Glezos seems to have tried to make good on this promise — even when it has put him at odds with his own party. In February, when the Syriza-led government struck a deal with the creditors to extend the current bailout agreement, Glezos released a dejected statement from Brussels in which he denounced the agreement and apologized to the Greek people for having participated in an illusion. “First of all, between the oppressor and oppressed, there can be no compromise, just as between the slave and the conqueror, the only solution is freedom,” he wrote. Glezos, who will be leaving his European Parliament post next month — from the outset, he said he would not serve the entire term — has little effective political power, yet his stature among Greek leftists gives him outsize influence. His statement in February was widely seen within Greece as a sign that the party was fracturing just weeks after its election.

Glezos has since moderated his criticism and expressed continued support for Syriza’s leaders while urging them not to capitulate to the creditors. Still, wider fault lines within Syriza remain. The party, also known as the Coalition of the Radical Left, formed in 2004 as an alliance of leftist parties, including Trotskyists, Maoists, euro-communists, and ecological leftists. Today, many of its more strident members advocate exiting the eurozone rather than agreeing to the creditors’ strict fiscal targets.

Glezos, in line with Syriza’s official position, has said Greece ought to remain in the euro. Yet he promotes a path that is clearly unpalatable to its creditors. He proposes Greece be granted a one-year moratorium on debt payments, and in that time, a Greek parliamentary committee will examine Greece’s “supposed” debts and determine what should be paid. Glezos is far from the only Syriza member to question Greece’s debt obligations. On June 18, the president of the Greek parliament, Zoe Konstantopoulou, in announcing the preliminary findings of the parliament’s “Debt Truth Committee,” called Greece’s debt “illegal” and “illegitimate.”

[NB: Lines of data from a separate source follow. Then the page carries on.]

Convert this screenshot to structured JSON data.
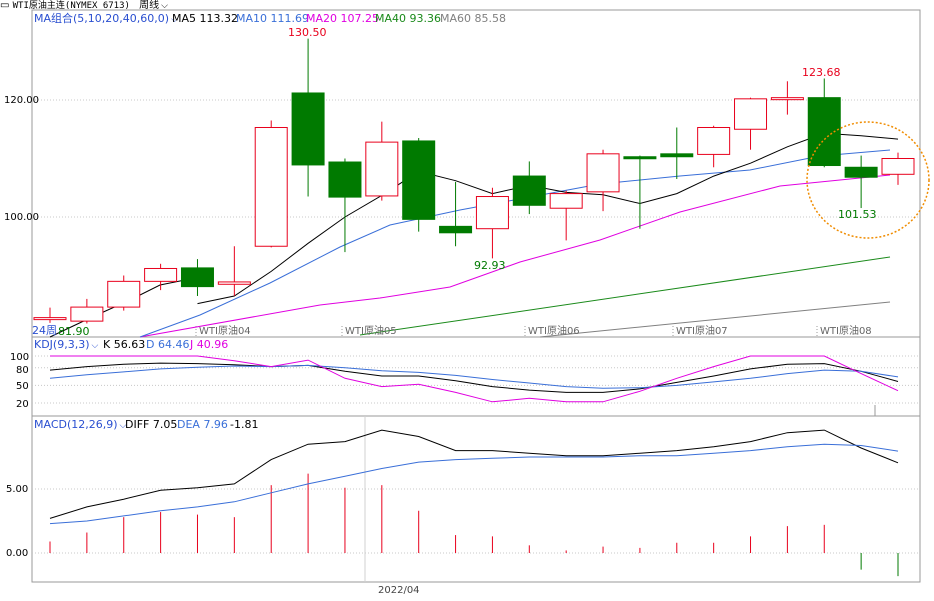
{
  "header": {
    "instrument": "WTI原油主连(NYMEX 6713)",
    "period": "周线",
    "dropdown_icon": "chevron-down-icon"
  },
  "main_panel": {
    "ma_group_label": "MA组合(5,10,20,40,60,0)",
    "ma5_label": "MA5 113.32",
    "ma10_label": "MA10 111.69",
    "ma20_label": "MA20 107.25",
    "ma40_label": "MA40 93.36",
    "ma60_label": "MA60 85.58",
    "y_ticks": [
      "120.00",
      "100.00"
    ],
    "peak_label": "130.50",
    "peak2_label": "123.68",
    "low_label_1": "81.90",
    "low_label_2": "92.93",
    "low_label_3": "101.53",
    "period_marker": "24周",
    "contract_labels": [
      "WTI原油04",
      "WTI原油05",
      "WTI原油06",
      "WTI原油07",
      "WTI原油08"
    ]
  },
  "kdj_panel": {
    "label": "KDJ(9,3,3)",
    "k_label": "K 56.63",
    "d_label": "D 64.46",
    "j_label": "J 40.96",
    "y_ticks": [
      "100",
      "80",
      "50",
      "20"
    ]
  },
  "macd_panel": {
    "label": "MACD(12,26,9)",
    "diff_label": "DIFF 7.05",
    "dea_label": "DEA 7.96",
    "macd_value": "-1.81",
    "y_ticks": [
      "5.00",
      "0.00"
    ]
  },
  "x_axis": {
    "date_label": "2022/04"
  },
  "colors": {
    "up": "#e8001c",
    "down": "#007a00",
    "ma5": "#000000",
    "ma10": "#3a6fd8",
    "ma20": "#e000e0",
    "ma40": "#1a8a1a",
    "ma60": "#808080",
    "label_blue": "#2a4fd0",
    "highlight_circle": "#f08c00"
  },
  "chart_data": {
    "type": "candlestick",
    "ylim": [
      78,
      132
    ],
    "candles": [
      {
        "o": 82.5,
        "c": 82.8,
        "h": 84.5,
        "l": 81.9
      },
      {
        "o": 82.2,
        "c": 84.6,
        "h": 86.0,
        "l": 81.8
      },
      {
        "o": 84.6,
        "c": 89.0,
        "h": 90.0,
        "l": 84.0
      },
      {
        "o": 89.0,
        "c": 91.2,
        "h": 92.0,
        "l": 87.5
      },
      {
        "o": 91.3,
        "c": 88.1,
        "h": 92.8,
        "l": 86.5
      },
      {
        "o": 88.5,
        "c": 88.9,
        "h": 95.0,
        "l": 86.5
      },
      {
        "o": 95.0,
        "c": 115.3,
        "h": 116.5,
        "l": 94.8
      },
      {
        "o": 121.2,
        "c": 108.9,
        "h": 130.5,
        "l": 103.5
      },
      {
        "o": 109.4,
        "c": 103.4,
        "h": 110.0,
        "l": 94.0
      },
      {
        "o": 103.6,
        "c": 112.8,
        "h": 116.3,
        "l": 102.8
      },
      {
        "o": 113.0,
        "c": 99.6,
        "h": 113.5,
        "l": 97.5
      },
      {
        "o": 98.4,
        "c": 97.3,
        "h": 106.0,
        "l": 95.0
      },
      {
        "o": 98.0,
        "c": 103.5,
        "h": 105.0,
        "l": 92.93
      },
      {
        "o": 107.0,
        "c": 102.0,
        "h": 109.5,
        "l": 100.5
      },
      {
        "o": 101.5,
        "c": 104.0,
        "h": 104.5,
        "l": 96.0
      },
      {
        "o": 104.3,
        "c": 110.8,
        "h": 111.5,
        "l": 101.0
      },
      {
        "o": 110.3,
        "c": 110.1,
        "h": 110.5,
        "l": 98.0
      },
      {
        "o": 110.8,
        "c": 110.3,
        "h": 115.3,
        "l": 106.5
      },
      {
        "o": 110.7,
        "c": 115.3,
        "h": 115.6,
        "l": 108.5
      },
      {
        "o": 115.0,
        "c": 120.2,
        "h": 120.4,
        "l": 111.5
      },
      {
        "o": 120.4,
        "c": 120.4,
        "h": 123.2,
        "l": 117.5
      },
      {
        "o": 120.4,
        "c": 108.8,
        "h": 123.68,
        "l": 108.5
      },
      {
        "o": 108.5,
        "c": 106.8,
        "h": 110.5,
        "l": 101.53
      },
      {
        "o": 107.3,
        "c": 110.0,
        "h": 111.0,
        "l": 105.5
      }
    ],
    "ma5": [
      null,
      null,
      null,
      null,
      85.2,
      86.5,
      90.7,
      95.5,
      100.0,
      103.7,
      107.8,
      106.2,
      104.0,
      105.4,
      104.2,
      103.8,
      102.3,
      104.0,
      107.0,
      109.2,
      112.0,
      114.3,
      113.9,
      113.32
    ],
    "ma10": [
      null,
      null,
      null,
      null,
      null,
      null,
      null,
      null,
      null,
      89.0,
      93.0,
      96.4,
      97.5,
      100.0,
      101.8,
      103.2,
      104.0,
      104.5,
      105.5,
      106.2,
      107.2,
      107.9,
      108.6,
      111.69
    ],
    "ma20": [
      null,
      null,
      null,
      null,
      null,
      null,
      null,
      null,
      null,
      null,
      null,
      null,
      null,
      null,
      null,
      null,
      null,
      null,
      null,
      null,
      101.5,
      103.0,
      104.0,
      107.25
    ],
    "ma40": [
      null,
      null,
      null,
      null,
      null,
      null,
      null,
      null,
      null,
      null,
      null,
      null,
      null,
      null,
      null,
      null,
      null,
      null,
      null,
      null,
      null,
      null,
      null,
      93.36
    ],
    "ma60": [
      null,
      null,
      null,
      null,
      null,
      null,
      null,
      null,
      null,
      null,
      null,
      null,
      null,
      null,
      null,
      null,
      null,
      null,
      null,
      null,
      null,
      null,
      null,
      85.58
    ],
    "kdj": {
      "k": [
        76,
        82,
        86,
        88,
        87,
        85,
        82,
        84,
        74,
        66,
        66,
        58,
        48,
        42,
        38,
        38,
        44,
        55,
        66,
        78,
        86,
        87,
        74,
        56.63
      ],
      "d": [
        62,
        68,
        73,
        78,
        81,
        83,
        82,
        84,
        80,
        75,
        72,
        67,
        60,
        54,
        48,
        45,
        46,
        50,
        56,
        62,
        70,
        76,
        74,
        64.46
      ],
      "j": [
        110,
        112,
        113,
        112,
        104,
        92,
        82,
        93,
        62,
        48,
        52,
        38,
        22,
        28,
        22,
        22,
        40,
        62,
        82,
        108,
        116,
        116,
        70,
        40.96
      ]
    },
    "macd": {
      "diff": [
        2.7,
        3.6,
        4.2,
        4.9,
        5.1,
        5.4,
        7.3,
        8.5,
        8.7,
        9.6,
        9.1,
        8.0,
        8.0,
        7.8,
        7.6,
        7.6,
        7.8,
        8.0,
        8.3,
        8.7,
        9.4,
        9.6,
        8.2,
        7.05
      ],
      "dea": [
        2.3,
        2.5,
        2.9,
        3.3,
        3.6,
        4.0,
        4.7,
        5.4,
        6.0,
        6.6,
        7.1,
        7.3,
        7.4,
        7.5,
        7.5,
        7.5,
        7.6,
        7.6,
        7.8,
        8.0,
        8.3,
        8.5,
        8.4,
        7.96
      ],
      "hist": [
        0.9,
        1.6,
        2.8,
        3.2,
        3.0,
        2.8,
        5.3,
        6.2,
        5.1,
        5.3,
        3.3,
        1.4,
        1.3,
        0.6,
        0.2,
        0.5,
        0.4,
        0.8,
        0.8,
        1.3,
        2.1,
        2.2,
        -1.3,
        -1.81
      ]
    }
  }
}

Tsipras and his inner circle have long argued that Greece’s creditors would eventually concede to Greek demands for more lenient bailout terms out of fear that a Greek exit from the eurozone would destroy the entire currency union. The threat of mutually assured destruction, they have argued, gives Greece a strong negotiating weapon. Yet, ahead of a June 30 deadline to begin repaying debts to the IMF, Greek leaders will almost certainly have to make concessions on pension cuts, privatizations, and consumption tax increases — measures particularly abhorrent to Syriza hardliners — if they want a deal that will stave off default. In the event of an eleventh-hour agreement, defections within Syriza are likely, say analysts.

Some Syriza factions would rather “press the self-destruct button” than go along with such a deal, says Dimitris Papadimitriou, a professor of politics at the University of Manchester. Since Greece’s civil war, he says, the Greek left has been steeped in a mythology of victimization by foreign powers — those that prevented communism from taking hold in the country. This fuels a sense of “just struggle” in which many Greek leftists would prefer to go down as “the victim of history again” rather than retreat.

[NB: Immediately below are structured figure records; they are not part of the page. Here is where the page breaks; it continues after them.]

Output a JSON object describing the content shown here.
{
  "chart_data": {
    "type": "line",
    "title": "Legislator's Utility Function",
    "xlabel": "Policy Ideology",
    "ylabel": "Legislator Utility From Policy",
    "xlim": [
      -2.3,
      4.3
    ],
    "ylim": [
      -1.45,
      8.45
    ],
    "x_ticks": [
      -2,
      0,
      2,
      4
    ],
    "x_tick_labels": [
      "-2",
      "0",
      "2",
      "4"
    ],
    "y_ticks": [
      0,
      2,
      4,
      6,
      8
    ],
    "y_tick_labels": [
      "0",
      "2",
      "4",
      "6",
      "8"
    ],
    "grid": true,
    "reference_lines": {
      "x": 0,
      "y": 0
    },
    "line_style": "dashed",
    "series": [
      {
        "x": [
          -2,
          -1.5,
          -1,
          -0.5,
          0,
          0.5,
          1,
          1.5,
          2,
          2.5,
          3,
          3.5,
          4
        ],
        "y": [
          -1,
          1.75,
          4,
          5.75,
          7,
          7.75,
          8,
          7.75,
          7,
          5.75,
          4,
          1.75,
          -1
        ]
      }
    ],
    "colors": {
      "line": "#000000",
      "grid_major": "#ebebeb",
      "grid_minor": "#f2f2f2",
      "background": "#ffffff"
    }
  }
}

If enough Syriza parliamentarians leave the party, it may necessitate new elections in Greece. Still, any bailout agreement brought to the Greek parliament is certain to pass with the support of more centrist parties, which have urged a quick resolution to the impasse with the country’s creditors. This outcome, however, would likely come as a bitter defeat for many of the party’s most zealous members — those, like Glezos, who in Syriza’s rise have seen the fulfillment of the hopes of generations of Greek leftists.

Even before Syriza’s election victory, Glezos often reminded Tsipras of his moral obligation to Greece’s past communist fighters. “We are on the road to vindication,” Glezos told an audience of Syriza supporters one night in Athens as Tsipras looked on. “Very many fellow fighters, fighters never subdued, inconspicuous fighters you don’t know, they call me, and they cry from joy. We cry from joy. Why?” He then glanced at Tsipras. “Because the road has opened, Alexi.”